Florian Makhedjouf

Personal information
- Full name: Florian Adel Makhedjouf
- Date of birth: 11 January 1991 (age 35)
- Place of birth: Ivry-sur-Seine, France
- Height: 1.86 m (6 ft 1 in)
- Position: Midfielder

Youth career
- 2006–2010: Paris Saint-Germain

Senior career*
- Years: Team / Apps / (Gls)
- 2010–2011: Paris Saint-Germain / 0 / (0)
- 2011–2013: Sedan / 33 / (2)
- 2013–2017: Red Star / 107 / (11)
- 2017: Tours / 6 / (0)
- 2017–2019: Laval / 37 / (2)

International career
- 2009: Algeria U20 / 1 / (0)

= Florian Makhedjouf =

Algerian professional footballer (born 1991)

Florian Adel Makhedjouf (born 11 January 1991) is a professional footballer who plays as a midfielder, most recently for Stade Lavallois. Born in France, he represented Algeria at youth level.

==Club career==
Makhedjouf began his career at age 6 with local club ES Vitry. The following year he joined US Villejuif where he played until age 13 before spending two seasons with US Ivry. There he was spotted by Pierre Reynaud of Paris Saint-Germain and was signed to the club. In June 2010, he was part of the PSG Under-19 team that won the Under-19 National Championship, beating Monaco 4–2 on penalties in the final.
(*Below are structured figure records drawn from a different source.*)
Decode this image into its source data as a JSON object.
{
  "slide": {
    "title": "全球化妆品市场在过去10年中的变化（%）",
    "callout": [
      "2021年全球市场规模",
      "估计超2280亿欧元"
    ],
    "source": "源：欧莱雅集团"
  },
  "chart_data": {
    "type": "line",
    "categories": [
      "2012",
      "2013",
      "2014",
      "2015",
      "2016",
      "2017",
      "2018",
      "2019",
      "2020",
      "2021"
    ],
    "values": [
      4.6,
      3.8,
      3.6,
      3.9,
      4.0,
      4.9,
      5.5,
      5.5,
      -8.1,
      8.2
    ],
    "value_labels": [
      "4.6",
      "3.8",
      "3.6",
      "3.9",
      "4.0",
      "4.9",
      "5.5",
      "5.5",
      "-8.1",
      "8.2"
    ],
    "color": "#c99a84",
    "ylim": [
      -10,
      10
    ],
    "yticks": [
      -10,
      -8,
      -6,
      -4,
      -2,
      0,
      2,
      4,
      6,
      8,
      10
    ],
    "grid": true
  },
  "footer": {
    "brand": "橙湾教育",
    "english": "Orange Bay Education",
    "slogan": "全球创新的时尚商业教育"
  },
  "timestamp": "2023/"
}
On 15 December 2010, Makhedjouf made his professional debut for Paris Saint-Germain in a 2010–11 UEFA Europa League group stage match against Karpaty Lviv. He came in as a substitute in the 91st minute in place of Mevlüt Erdinç. At the end of the season, the club announced that Makhedjouf's contract would not be extended and he was free to leave.

===Sedan===
On 23 June 2011, Makhedjouf signed a three-year contract with Ligue 2 side CS Sedan Ardennes.

===Red Star===
Following Sedan's fall to the lower divisions due to financial problems, Makhedjouf was left a free agent by the end of the 2012–13 season. He then signed with third-tier team Red Star F.C.

==International career==
On 17 November 2009, Makhedjouf was called up to the Algerian Under-20 national team for a friendly against Tunisia.

==Personal life==
Makhedjouf was born in Ivry-sur-Seine, France, to an Algerian father and an Italian mother. His father is originally from the town of Aïn Fakroun.